Green comet visible over Western Pa. tonight if clouds cooperate

Feb. 1—The so-called green comet will make its closest approach to Earth in about 50,000 years tonight, but whether you'll see it in the skies above Western Pennsylvania is debatable.

"Unfortunately, we're going to have increasing cloudiness overnight," said Lee Hendricks, a meteorologist with the National Weather Service in Moon.

"Some of those clouds will be thin, so there's a chance you might see it," he added. "I give it a 50-50 peak chance."

If the weather cooperates, viewers in the Northern Hemisphere who can find a spot away from significant light pollution will be able to see it, albeit faintly, without a telescope.

They will need to look to the northern sky between the Big Dipper and the North Star.

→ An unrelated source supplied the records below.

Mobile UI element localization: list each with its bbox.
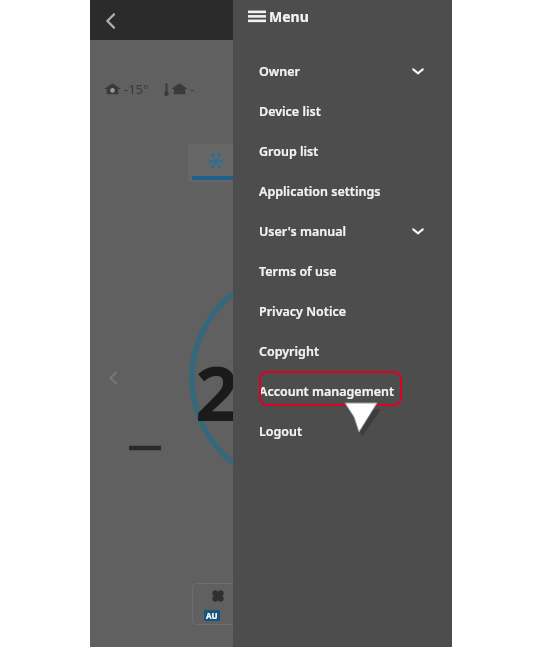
staticText: Copyright <box>259 343 319 360</box>
staticText: Terms of use <box>259 263 337 280</box>
button[interactable]: Back <box>96 6 126 36</box>
staticText: 2 <box>195 340 239 444</box>
button[interactable]: Application settings <box>259 174 425 208</box>
button[interactable]: Group list <box>259 134 425 168</box>
button[interactable]: Privacy Notice <box>259 294 425 328</box>
staticText: Group list <box>259 143 319 160</box>
staticText: - <box>190 80 195 98</box>
button[interactable]: User's manual <box>259 214 425 248</box>
staticText: AU <box>206 610 218 621</box>
button[interactable]: Terms of use <box>259 254 425 288</box>
staticText: Account management <box>259 383 395 400</box>
staticText: Device list <box>259 103 321 120</box>
button[interactable]: Fan speed auto <box>192 583 244 625</box>
button[interactable]: Previous <box>100 365 126 391</box>
staticText: -15° <box>124 80 149 98</box>
staticText: Application settings <box>259 183 381 200</box>
staticText: Logout <box>259 423 303 440</box>
staticText: Owner <box>259 63 300 80</box>
button[interactable]: Cool mode <box>188 144 244 182</box>
button[interactable]: Decrease temperature <box>129 440 161 456</box>
button[interactable]: Device list <box>259 94 425 128</box>
button[interactable]: Logout <box>259 414 425 448</box>
button[interactable]: Menu <box>248 7 309 26</box>
button[interactable]: Account management <box>259 374 425 408</box>
button[interactable]: Owner <box>259 54 425 88</box>
button[interactable]: Copyright <box>259 334 425 368</box>
staticText: Menu <box>269 7 309 26</box>
staticText: User's manual <box>259 223 347 240</box>
staticText: Privacy Notice <box>259 303 347 320</box>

It will be visible as a fuzzy smudge of light, possibly with a greenish cast.

If the atmosphere doesn't allow for naked-eye viewing, they can check out Live View of Comet C/2022 E3 on YouTube or tune in to the Virtual Telescope Project's livestream beginning at 11 p.m.

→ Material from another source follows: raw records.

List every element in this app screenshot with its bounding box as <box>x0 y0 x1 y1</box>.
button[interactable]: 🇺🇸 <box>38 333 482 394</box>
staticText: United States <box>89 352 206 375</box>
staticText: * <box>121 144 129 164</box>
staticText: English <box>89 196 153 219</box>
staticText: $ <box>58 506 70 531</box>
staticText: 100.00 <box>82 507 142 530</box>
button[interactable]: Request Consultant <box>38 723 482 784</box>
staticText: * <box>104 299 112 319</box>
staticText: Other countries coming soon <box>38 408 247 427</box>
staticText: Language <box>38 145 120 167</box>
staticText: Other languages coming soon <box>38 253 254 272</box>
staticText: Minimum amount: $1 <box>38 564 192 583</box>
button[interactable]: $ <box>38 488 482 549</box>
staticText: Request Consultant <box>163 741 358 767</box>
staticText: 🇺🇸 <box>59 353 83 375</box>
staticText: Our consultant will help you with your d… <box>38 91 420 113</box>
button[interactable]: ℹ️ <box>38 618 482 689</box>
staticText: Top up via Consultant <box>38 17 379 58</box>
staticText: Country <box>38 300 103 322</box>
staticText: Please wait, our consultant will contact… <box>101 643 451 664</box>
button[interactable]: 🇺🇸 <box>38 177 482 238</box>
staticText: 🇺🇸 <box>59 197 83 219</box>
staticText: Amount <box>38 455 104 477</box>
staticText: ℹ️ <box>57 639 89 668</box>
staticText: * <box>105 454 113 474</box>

The comet, known to astronomers as C/2022 E3 (ZTF), will come within 26.4 million miles of Earth tonight, its closest approach in about 50,000 years, stretching back to the Neanderthal age. It is traveling at about 128,5000 miles per hour.

Its greenish hue comes from the gas that makes up the coma, a temporary atmosphere surrounding its rocky core.

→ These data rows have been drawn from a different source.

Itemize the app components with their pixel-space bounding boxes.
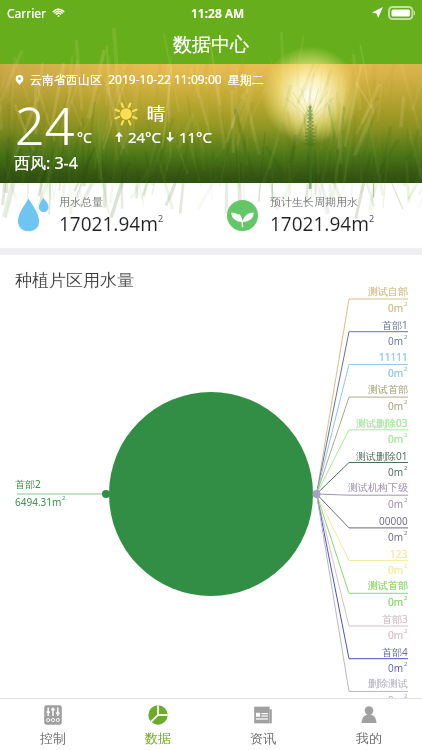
staticText: 0m — [388, 465, 404, 479]
staticText: 首部3 — [382, 612, 408, 626]
staticText: 数据 — [145, 730, 171, 746]
staticText: 0m — [388, 628, 404, 642]
staticText: 控制 — [40, 730, 66, 746]
staticText: 24 — [15, 89, 75, 160]
staticText: 测试自部 — [368, 285, 408, 298]
button[interactable]: 预计生长周期用水 — [211, 183, 422, 248]
staticText: 2 — [404, 562, 408, 570]
staticText: 种植片区用水量 — [15, 270, 134, 291]
staticText: 2 — [404, 300, 408, 308]
staticText: 2 — [369, 212, 375, 224]
staticText: 123 — [390, 547, 408, 561]
staticText: 删除测试 — [368, 677, 408, 690]
staticText: 2 — [404, 594, 408, 602]
staticText: 2 — [62, 494, 66, 502]
staticText: 0m — [388, 301, 404, 315]
staticText: 2 — [404, 365, 408, 373]
staticText: 首部2 — [15, 477, 41, 491]
staticText: 0m — [388, 432, 404, 446]
staticText: 我的 — [356, 730, 382, 746]
staticText: 2 — [404, 398, 408, 406]
staticText: 首部4 — [382, 645, 408, 659]
staticText: 用水总量 — [59, 195, 103, 209]
button[interactable]: 数据 — [105, 699, 210, 750]
staticText: 11°C — [175, 127, 212, 147]
staticText: 0m — [388, 399, 404, 413]
staticText: 11:28 AM — [191, 5, 245, 21]
staticText: 0m — [388, 595, 404, 609]
button[interactable]: 我的 — [316, 699, 422, 750]
staticText: 测试删除03 — [356, 416, 408, 430]
staticText: 0m — [388, 530, 404, 544]
staticText: °C — [77, 128, 92, 147]
staticText: 预计生长周期用水 — [270, 195, 358, 209]
staticText: 西风: 3-4 — [14, 152, 78, 174]
staticText: 测试首部 — [368, 579, 408, 592]
staticText: 2 — [404, 333, 408, 341]
staticText: 0m — [388, 334, 404, 348]
staticText: 首部1 — [382, 318, 408, 332]
staticText: 数据中心 — [173, 33, 249, 57]
staticText: 测试首部 — [368, 383, 408, 396]
staticText: 测试删除01 — [356, 449, 408, 463]
staticText: 资讯 — [250, 730, 276, 746]
staticText: 2 — [404, 627, 408, 635]
staticText: 0m — [388, 563, 404, 577]
staticText: 24°C — [124, 127, 165, 147]
staticText: 2 — [404, 496, 408, 504]
button[interactable]: 用水总量 — [0, 183, 211, 248]
staticText: 测试机构下级 — [348, 481, 408, 494]
staticText: 17021.94m — [59, 211, 158, 237]
staticText: 2 — [404, 464, 408, 472]
staticText: 2 — [404, 431, 408, 439]
staticText: 晴 — [147, 103, 165, 126]
staticText: 0m — [388, 366, 404, 380]
staticText: 00000 — [379, 514, 408, 528]
button[interactable]: 资讯 — [210, 699, 316, 750]
staticText: 17021.94m — [270, 211, 369, 237]
staticText: 2 — [404, 660, 408, 668]
staticText: 0m — [388, 693, 404, 707]
staticText: 0m — [388, 497, 404, 511]
staticText: 6494.31m — [15, 495, 62, 509]
staticText: 0m — [388, 661, 404, 675]
staticText: 2 — [404, 529, 408, 537]
staticText: Carrier — [7, 5, 47, 21]
staticText: 2 — [158, 212, 164, 224]
staticText: 云南省西山区 2019-10-22 11:09:00 星期二 — [30, 71, 264, 87]
button[interactable]: 控制 — [0, 699, 105, 750]
staticText: 11111 — [379, 350, 408, 364]
staticText: 2 — [404, 692, 408, 700]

When a comet streaks past a star, energy from the star — in this case, the sun — vaporizes the comet's ices into gas, forming the coma. The color of that coma comes from the type of gas present.

Some of the gas around C/2022 (ZTF) contains diatomic carbon. When those molecules are hit by ultraviolet radiation, they glow green.

The green comet was spotted last March by astronomers using the Zwicky Transient Facility at the Palomar Observatory in California. It isn't expected to make another pass by Earth for millions of years.